And jokes
I had bullies behind me on the street, but they were too fat and slow, so they got ran over by a truck that represents fat and slow.
What time is it when you get home, can you walk walk home and walk walk home to get a car? I love you, you're the night!
I went for a walk today, and I did a good job of telling what time it was.
What name do you get if you mix the names Chris and Marisa?
Then you get the name Chrisa.
Enemy: You know, I saw you walking down the street, and at first glance, I thought you were a fat and ugly bitch.
Me: Strange... Who puts a mirror in the middle of the street?
Memes
My dad and I were playing hide and seek. I still haven’t found him. It’s been 15 years.
My friend: Yo stupid.
Me: Is that right, and what exactly have you done in your lifetime that makes you Einstein?
My friend: *rolls eyes and says whatever.*
Me: Keep on rolling them, you might find your brain in there.
What do you do when an orphan gets you mad?
A stab to the neck and a bullet to the face.
I know a little girl who once had an accident. When I asked her what her favorite song was, she responded with "🎶Head, shoulders, wheels, and frame! Wheels and frame!🎶"

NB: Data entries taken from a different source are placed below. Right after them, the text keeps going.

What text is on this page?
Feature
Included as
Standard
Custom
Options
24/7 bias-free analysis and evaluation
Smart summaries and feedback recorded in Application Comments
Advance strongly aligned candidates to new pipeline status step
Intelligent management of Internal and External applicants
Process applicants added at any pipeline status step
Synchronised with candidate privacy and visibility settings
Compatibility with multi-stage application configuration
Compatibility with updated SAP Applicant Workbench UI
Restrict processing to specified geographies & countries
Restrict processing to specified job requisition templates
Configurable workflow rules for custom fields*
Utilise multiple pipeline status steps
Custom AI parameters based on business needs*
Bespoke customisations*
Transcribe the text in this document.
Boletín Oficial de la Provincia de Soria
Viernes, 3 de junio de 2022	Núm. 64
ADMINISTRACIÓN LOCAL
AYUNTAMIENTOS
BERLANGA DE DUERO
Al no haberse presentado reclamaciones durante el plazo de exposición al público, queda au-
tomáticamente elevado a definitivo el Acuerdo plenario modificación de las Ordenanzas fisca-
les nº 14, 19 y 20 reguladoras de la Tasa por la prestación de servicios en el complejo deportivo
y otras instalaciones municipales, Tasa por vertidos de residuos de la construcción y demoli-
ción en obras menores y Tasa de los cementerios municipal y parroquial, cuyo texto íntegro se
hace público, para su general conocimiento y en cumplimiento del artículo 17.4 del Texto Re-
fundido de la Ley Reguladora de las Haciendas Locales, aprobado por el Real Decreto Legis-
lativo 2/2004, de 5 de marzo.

How did pioneers name Canada?
They put a bunch of letters in a hat and pulled out three. The first one was "C, eh?" The second one was "N, eh?" The last letter was "D, eh?"
That's how they named "C, eh? N, eh? D, eh?"
What is blue and smells like red paint?
Blue paint.
Jack and his kids went to the lake, and his mother wants him to go swimming. You know what he says? "Back where you came from!"
Over summer, I shot up my school and left a note saying, "I could have done this anytime!"
What is 6 inches tall when bricked up and is loved by women?
A strong man’s biceps.
Hey, I’m George, and this is how to figure out if someone is a psychopath.
Go into someone’s search history, and find “Cuphead ship fanfic”.
Hey George, why do you have Russia x America countryhumans?
What's the different when a little boy drops in Japan then and now?
When a little boy falls today he gets back up. But then everyone fell and never came back up.
What do my cock and money have in common?
Your mom.
Q. What's the difference between an abortion clinic and Uber Eats?
Abortion clinics don't do deliveries.
Q: What do a prostitute and a vacuum have in common?
A: If they stop sucking, you can smack them until they start again.
I took my pony to the vet because I thought he was making a funny noise when he neighed. The vet said everything was okay and he was just a little horse.